Distributed Streaming
How Fungi runs across multiple nodes.
For how to deploy, see Deployment / Kubernetes.
Topology
┌─────────────────┐
│ JobManager │
│ (in server) │
└────────┬────────┘
│ gRPC
┌──────────────┼──────────────┐
↓ ↓ ↓
┌──────────┐ ┌──────────┐ ┌──────────┐
│ TaskMgr │ │ TaskMgr │ │ TaskMgr │
│ Slot 1 │ │ Slot 1 │ │ Slot 1 │
│ Slot 2 │ │ Slot 2 │ │ Slot 2 │
└──────────┘ └──────────┘ └──────────┘
│ │ │
└──────────────┼──────────────┘
↓
Object Storage
(checkpoints)
Components
| Component | Where | Role |
|---|---|---|
| JobManager | Embedded in fungi-server | Schedules tasks, coordinates checkpoints |
| TaskManager | Separate process | Executes tasks, sends heartbeats |
| Scheduler | In JobManager | Assigns tasks to slots |
Control Plane (gRPC)
| RPC | Purpose |
|---|---|
RegisterTaskManager | TaskManager joins cluster |
Heartbeat | Liveness check |
DeployTask / CancelTask | Task lifecycle |
TriggerCheckpoint / AcknowledgeCheckpoint | Checkpoint coordination |
Data Plane (gRPC streaming)
| Channel | Use Case |
|---|---|
LocalChannel | Same TaskManager (in-process) |
RemoteChannel | Cross-TaskManager (gRPC) |
| Partitioner | Use Case |
|---|---|
RoundRobin | Load balancing |
KeyBy | Group by key columns |
Broadcast | Send to all (joins) |
Checkpointing
Barriers flow inline with data:
Source-1 ──[data][barrier][data]──→ Operator
Source-2 ──[data][data][barrier]──→ Operator
↓
Wait for ALL barriers
Snapshot state
Forward barrier
States: Triggered → WaitingForAck → Committing → Completed
Exactly-Once
Two-phase commit for sinks:
- Prepare — buffer data
- Commit — make visible after checkpoint complete
- Abort — discard if checkpoint fails
Recovery:
- JobManager detects failure (missed heartbeats)

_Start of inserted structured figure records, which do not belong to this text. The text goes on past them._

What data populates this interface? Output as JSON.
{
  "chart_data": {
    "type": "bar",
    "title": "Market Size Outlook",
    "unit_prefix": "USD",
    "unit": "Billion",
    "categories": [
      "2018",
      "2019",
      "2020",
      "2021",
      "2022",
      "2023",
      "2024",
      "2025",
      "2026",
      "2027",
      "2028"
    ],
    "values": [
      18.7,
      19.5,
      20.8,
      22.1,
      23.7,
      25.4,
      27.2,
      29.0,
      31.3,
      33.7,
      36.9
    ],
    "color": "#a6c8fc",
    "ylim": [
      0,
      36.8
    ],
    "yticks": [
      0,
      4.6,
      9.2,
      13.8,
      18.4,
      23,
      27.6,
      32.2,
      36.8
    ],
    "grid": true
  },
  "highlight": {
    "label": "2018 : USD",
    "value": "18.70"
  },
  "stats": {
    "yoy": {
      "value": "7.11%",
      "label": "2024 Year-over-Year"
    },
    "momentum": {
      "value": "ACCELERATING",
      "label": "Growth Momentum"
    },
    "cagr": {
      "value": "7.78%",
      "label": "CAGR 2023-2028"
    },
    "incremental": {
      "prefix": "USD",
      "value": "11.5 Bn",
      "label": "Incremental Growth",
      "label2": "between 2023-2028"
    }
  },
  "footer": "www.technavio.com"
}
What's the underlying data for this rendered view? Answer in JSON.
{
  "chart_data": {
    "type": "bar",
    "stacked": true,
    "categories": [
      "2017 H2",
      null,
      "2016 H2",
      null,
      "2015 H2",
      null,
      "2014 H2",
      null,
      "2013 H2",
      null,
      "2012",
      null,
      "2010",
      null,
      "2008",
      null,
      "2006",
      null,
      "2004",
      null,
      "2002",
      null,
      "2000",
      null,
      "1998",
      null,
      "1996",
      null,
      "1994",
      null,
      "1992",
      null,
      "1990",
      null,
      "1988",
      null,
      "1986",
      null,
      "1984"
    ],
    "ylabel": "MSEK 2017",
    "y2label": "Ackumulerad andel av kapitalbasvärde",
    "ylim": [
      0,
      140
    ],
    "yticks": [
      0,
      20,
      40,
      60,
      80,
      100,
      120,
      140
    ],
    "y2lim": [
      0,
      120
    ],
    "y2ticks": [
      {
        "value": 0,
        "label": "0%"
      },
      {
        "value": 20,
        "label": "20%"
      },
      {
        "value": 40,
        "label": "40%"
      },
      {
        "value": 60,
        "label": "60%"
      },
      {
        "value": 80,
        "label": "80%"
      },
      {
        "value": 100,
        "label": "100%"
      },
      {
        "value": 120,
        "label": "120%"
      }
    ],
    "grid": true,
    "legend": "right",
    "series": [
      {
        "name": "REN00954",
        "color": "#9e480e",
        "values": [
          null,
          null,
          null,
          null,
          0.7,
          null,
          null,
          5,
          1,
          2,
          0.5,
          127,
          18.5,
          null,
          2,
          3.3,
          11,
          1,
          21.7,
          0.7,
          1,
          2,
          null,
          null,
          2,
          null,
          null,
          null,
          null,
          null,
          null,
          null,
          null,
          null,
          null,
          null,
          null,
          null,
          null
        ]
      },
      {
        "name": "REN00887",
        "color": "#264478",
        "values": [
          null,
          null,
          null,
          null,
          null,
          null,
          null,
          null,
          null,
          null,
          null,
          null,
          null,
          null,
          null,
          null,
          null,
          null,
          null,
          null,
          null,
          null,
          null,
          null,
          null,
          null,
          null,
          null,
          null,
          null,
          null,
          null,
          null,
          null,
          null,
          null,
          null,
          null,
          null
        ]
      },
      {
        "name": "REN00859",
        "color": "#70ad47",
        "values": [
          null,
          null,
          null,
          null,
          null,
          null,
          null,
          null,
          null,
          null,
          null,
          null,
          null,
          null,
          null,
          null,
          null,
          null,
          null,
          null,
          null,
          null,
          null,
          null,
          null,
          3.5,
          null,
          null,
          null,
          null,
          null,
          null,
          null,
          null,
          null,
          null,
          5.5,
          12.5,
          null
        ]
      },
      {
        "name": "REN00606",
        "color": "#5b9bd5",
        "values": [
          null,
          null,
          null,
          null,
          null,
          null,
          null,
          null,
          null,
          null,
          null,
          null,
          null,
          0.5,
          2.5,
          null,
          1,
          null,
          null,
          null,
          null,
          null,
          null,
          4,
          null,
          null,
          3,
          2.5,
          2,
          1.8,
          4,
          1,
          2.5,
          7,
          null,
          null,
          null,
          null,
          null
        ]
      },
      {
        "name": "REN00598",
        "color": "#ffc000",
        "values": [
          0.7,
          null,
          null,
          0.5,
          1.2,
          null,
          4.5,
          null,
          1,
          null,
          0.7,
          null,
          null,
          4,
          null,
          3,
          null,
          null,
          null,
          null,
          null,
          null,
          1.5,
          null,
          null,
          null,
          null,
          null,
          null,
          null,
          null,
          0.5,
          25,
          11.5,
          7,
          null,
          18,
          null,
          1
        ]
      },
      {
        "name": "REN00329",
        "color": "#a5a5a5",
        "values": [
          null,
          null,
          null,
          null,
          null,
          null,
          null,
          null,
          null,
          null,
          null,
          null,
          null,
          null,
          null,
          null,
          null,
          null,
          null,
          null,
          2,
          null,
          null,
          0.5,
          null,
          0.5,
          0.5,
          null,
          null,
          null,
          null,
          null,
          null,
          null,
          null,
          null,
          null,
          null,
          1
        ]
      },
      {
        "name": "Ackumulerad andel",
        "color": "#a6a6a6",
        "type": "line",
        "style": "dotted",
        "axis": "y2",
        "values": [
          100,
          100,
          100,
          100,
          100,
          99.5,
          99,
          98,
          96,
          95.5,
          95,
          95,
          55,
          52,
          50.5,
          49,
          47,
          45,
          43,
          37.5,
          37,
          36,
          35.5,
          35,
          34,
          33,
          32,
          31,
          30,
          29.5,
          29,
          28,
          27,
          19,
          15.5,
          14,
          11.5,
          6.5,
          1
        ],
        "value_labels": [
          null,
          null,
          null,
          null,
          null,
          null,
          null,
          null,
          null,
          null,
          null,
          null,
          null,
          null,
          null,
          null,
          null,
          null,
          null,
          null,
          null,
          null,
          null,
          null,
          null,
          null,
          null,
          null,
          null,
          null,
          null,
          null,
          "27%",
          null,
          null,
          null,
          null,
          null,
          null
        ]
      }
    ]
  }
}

- Reload state from last checkpoint
- Resume from checkpoint position
API
#![allow(unused)] fn main() { use fungi_scheduler::{JobGraph, Scheduler, JobVertex}; use fungi_cluster::checkpoint::CheckpointCoordinator; let mut graph = JobGraph::new("my-job"); graph.add_vertex(JobVertex::new("source", "kafka_source", 2)); graph.add_vertex(JobVertex::new("sink", "kafka_sink", 1)); graph.add_edge("source", "sink", PartitionType::Forward); let mut scheduler = Scheduler::new(); scheduler.register_task_manager("tm-1", 4, 4096, 4); scheduler.submit_job(graph)?; let deployments = scheduler.schedule()?; let coordinator = CheckpointCoordinator::new(storage, 60_000); let checkpoint_id = coordinator.trigger_checkpoint("job-1", 3).await; }
Troubleshooting
| Issue | Check |
|---|---|
| TaskManager not registering | JobManager reachable? port 50052 open? |
| Checkpoints fail | Storage reachable? Disk space? |
| Tasks not scheduling | Free slots? Job graph valid? |